À dix jours de leur entrée en Ligue des Championnes, les deux équipes françaises engagées s’affrontaient en championnat.

Si la victoire de l’OL permet d’envisager sereinement l’entrée en matière européenne, la défaite du PSG ne remet pas vraiment en cause ses ambitions mais incite à la prudence avant une compétition qui démarre tout de suite par un gros morceau.

La Ligue des Championnes 2014 a débuté au mois d’août par sa traditionnelle phase de poules dont sont dispensées les meilleures équipes du continent, parmi lesquelles les deux françaises, l’OL et le PSG qui visent ouvertement la finale du 22 mai à Lisbonne (surtout pour la première).

Quatre pays seulement se sont partagés 40 des 48 places de demi-finalistes (et 16 sur 16 depuis que les meilleurs pays engagent deux équipes). L’Allemagne se taille évidemment la part du lion avec 15 demi-finales en 12 saisons (et une seule absence en 2007), la Suède a été présente 10 fois, la France 9 et l’Angleterre 6. Leurs représentantes seront bien entendu favorites cette saison, mais il pourrait bien y avoir une surprise dans le dernier carré.

La révolution anglaise

Toutes les présences anglaises en demi-finales ont été le fait d’Arsenal, qui a battu Postdam l’an dernier en huitièmes de finale. Mais les Ladies d’Arsenal viennent de perdre leur titre face à Liverpool. Elles ne sont pas non plus parvenues à préserver la deuxième place qualificative pour l’édition suivante, la faute à un retrait de point pour avoir aligné une joueuse non qualifiée. Ça ne sera que la deuxième fois qu’elles seront absentes de la scène européenne, après la saison 2004 où Fulham avait représenté l’Angleterre.

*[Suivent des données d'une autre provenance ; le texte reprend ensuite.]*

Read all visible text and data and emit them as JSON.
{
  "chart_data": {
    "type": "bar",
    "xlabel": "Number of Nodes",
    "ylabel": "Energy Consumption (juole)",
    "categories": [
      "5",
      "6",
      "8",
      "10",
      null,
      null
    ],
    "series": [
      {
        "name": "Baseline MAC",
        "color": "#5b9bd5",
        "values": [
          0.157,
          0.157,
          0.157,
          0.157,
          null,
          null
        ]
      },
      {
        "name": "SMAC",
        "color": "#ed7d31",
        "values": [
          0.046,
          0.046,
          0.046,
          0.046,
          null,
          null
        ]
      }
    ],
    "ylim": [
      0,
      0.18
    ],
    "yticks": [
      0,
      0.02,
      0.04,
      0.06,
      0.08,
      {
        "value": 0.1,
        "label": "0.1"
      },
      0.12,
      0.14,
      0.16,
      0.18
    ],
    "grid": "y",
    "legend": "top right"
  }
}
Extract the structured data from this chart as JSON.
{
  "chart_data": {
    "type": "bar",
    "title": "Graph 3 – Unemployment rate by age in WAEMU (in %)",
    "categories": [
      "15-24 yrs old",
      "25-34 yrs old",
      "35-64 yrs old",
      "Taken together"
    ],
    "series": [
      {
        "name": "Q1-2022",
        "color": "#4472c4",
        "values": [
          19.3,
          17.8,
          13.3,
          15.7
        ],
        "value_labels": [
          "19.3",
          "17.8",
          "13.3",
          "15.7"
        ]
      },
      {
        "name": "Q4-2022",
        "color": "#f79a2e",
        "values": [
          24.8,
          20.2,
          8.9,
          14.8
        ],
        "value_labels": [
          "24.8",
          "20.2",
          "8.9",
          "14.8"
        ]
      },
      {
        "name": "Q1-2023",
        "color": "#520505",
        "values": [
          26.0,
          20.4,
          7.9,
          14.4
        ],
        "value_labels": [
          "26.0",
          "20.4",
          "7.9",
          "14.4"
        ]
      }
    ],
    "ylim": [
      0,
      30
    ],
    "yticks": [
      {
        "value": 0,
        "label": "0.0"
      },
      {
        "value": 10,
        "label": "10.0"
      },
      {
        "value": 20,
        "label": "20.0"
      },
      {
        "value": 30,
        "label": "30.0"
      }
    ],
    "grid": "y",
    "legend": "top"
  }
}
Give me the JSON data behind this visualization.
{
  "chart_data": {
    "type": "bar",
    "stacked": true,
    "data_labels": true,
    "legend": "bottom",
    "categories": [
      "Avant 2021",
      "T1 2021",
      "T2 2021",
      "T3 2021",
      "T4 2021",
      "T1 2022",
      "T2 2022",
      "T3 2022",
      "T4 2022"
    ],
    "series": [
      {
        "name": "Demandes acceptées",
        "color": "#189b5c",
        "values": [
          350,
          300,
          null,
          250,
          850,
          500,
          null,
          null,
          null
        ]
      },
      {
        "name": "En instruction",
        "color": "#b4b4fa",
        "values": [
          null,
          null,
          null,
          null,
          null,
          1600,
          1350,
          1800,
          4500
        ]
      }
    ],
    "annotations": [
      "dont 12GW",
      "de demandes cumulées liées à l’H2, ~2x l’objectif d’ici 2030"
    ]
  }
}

Cette saison, Arsenal est bien là et visera une quatrième demi-finale d’affilée. Mais la baisse de régime manifestée par la perte du titre pourrait avoir des conséquences et surtout, le calendrier de mars à septembre de la FAWSL pourrait pénaliser les clubs anglais, qui joueront les deux premiers tours longtemps après la fin de sa saison, et d’éventuels quarts juste à la reprise. Mais Arsenal et Birmingham, quatrième cette saison (mais qualifié comme deuxième l’année passée) ont deux premiers tours faciles1 avant les quarts de finales, qui seraient une première pour Birmingham, et quasiment pour un club anglais autre qu’Arsenal puisque seul Everton en 2011 (et Fulham en 2004, dans une compétition très différente) avait atteint ce stade.

Ça chauffe dès le début

Au contraire, Allemandes, Suédoises et Françaises sont embarquées dans un tirage qui en éliminera au moins la moitié avant les quarts. Le PSG et Tyresö s’affrontent dès le premier tours, et en cas de qualification, Lyon devrait rencontre Potsdam, et Wolfsbourg faire face à Malmö.

On n’ira pas jusqu’à imaginer des boules à température variables, mais pour une compétition un peu décriée pour son faible niveau avant les quarts et le peu de variété des équipes présentes dans les derniers tours, c’est du pain béni : il y aura vraisemblablement trois confrontations du niveau d’une demi-finale deux ou trois tours plus tôt et cela pourrait ouvrir le plateau des derniers tours.

Le revers de la médaille, c’est que le vainqueur du quatuor composé du Konak Belediyesi (Turquie), de l’Unia Racibórz (Pologne), de l’Apollon Limassol (Chypre) et de Neulengbach (Autriche) risque d’être une proie facile en quart, ce qui ne manquera pas de faire dire aux contempteurs de la compétition que même dans les derniers tours, il n’y a que quelques rares bonnes équipes.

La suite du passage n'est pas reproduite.